4 Antes da entrada em vigor do novo Código Civil, a matéria era regulada por duas súmulas, a saber: No Supremo Tribunal Federal: Súmula 105 Salvo se tiver havido premeditação, o suicídio do segurado no período contratual de carência não exime o segurador do pagamento do seguro. No Superior Tribunal de Justiça: Súmula 61 O seguro de vida cobre o suicídio não premeditado ( 2ª seção, j , DJ, , p ). Da simples leitura desses dois enunciados, forçoso concluir que o entendimento dos nossos Tribunais superiores era no sentido de não admitir a cobertura do seguro, caso o suicida haja premeditado o ato que ceifou a sua vida. Vale dizer: não haverá direito à indenização se se provar que o segurado celebrou o contrato como parte de um plano fatal, visando a amparar patrimonialmente os seus entes queridos. A contrario sensu, não havendo premeditação (obviamente não para o ato suicida, mas, sim, para a percepção do benefício), o suicídio será considerado um acidente pessoal, gerando o dever de pagamento da prestação pactuada, conforme, inclusive, vinha decidindo o STJ. O mesmo art. 798, em seu parágrafo único, colocou fim a uma discussão presente durante a vigência do Código de 1916, prescreve tal artigo que: ressalvada a hipótese prevista neste artigo, é nula a cláusula contratual que exclui o pagamento do capital por suicídio do segurado.

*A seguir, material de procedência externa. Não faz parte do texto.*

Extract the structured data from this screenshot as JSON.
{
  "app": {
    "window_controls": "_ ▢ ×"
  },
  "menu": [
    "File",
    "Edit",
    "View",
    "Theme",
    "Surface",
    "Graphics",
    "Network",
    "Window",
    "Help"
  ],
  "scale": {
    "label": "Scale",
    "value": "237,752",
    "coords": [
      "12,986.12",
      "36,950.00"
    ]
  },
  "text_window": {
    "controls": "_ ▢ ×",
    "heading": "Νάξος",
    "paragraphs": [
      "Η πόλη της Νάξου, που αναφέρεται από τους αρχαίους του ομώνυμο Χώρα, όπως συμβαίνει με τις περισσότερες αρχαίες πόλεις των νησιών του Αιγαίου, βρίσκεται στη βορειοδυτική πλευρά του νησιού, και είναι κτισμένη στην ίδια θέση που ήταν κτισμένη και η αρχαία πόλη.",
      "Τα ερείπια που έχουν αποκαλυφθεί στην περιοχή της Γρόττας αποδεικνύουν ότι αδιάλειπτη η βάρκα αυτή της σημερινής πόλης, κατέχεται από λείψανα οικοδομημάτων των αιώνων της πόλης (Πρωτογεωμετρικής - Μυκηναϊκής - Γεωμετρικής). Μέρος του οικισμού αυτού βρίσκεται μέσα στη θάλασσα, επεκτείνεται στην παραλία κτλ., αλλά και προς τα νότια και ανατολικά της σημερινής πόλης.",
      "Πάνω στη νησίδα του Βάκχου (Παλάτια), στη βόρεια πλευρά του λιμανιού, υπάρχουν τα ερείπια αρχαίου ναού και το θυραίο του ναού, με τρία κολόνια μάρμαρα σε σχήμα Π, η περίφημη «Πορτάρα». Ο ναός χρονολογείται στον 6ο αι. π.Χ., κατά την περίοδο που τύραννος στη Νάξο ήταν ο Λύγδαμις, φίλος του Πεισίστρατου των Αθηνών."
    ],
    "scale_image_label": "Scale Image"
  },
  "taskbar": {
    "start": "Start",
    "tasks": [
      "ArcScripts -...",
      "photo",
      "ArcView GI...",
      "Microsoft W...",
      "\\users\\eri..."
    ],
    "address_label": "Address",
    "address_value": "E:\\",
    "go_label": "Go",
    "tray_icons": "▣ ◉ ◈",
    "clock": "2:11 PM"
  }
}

Encerrando fundadas dúvidas sobre o contrato de seguro que ainda existiam em razão do cometimento do suicídio, a Segunda Seção do Superior Tribunal de Justiça (STJ), em recente julgamento, decidiu que a seguradora não tem obrigação de indenizar suicídio cometido dentro do prazo de carência de dois anos da assinatura do contrato de seguro de vida. A maioria dos ministros entendeu que o dispositivo do Código Civil de 2002 que trata do tema traz um critério temporal objetivo, que não dá margem a interpretações subjetivas quanto à premeditação ou à boa-fé do segurado. Essa nova decisão alterou o entendimento que vinha sendo adotado pelo STJ desde 2011 que era no sentido de que em caso de suicídio cometido nos dois primeiros anos de vigência do contrato de seguro de vida, a seguradora só estaria isenta do
5 pagamento se comprovasse que a contratação foi premeditada por quem já pretendia se matar e deixar a indenização para os beneficiários. A ministra Isabel Gallotti explicou que, ao contrário do código revogado (Código Civil de 1916), não há no novo Código Civil referência ao caráter premeditado ou não do suicídio. Para ela, a intenção do novo código é justamente evitar a difícil prova de premeditação. Em síntese, podemos perceber que o legislador atuou no sentido de tentar proteger os entes queridos beneficiários do suicida, que nem sempre premedita tal ato, mas também quis proteger as seguradoras, estipulando um prazo de carência para que elas pudessem dispor dos recursos necessários ao pagamento das prestações devidas.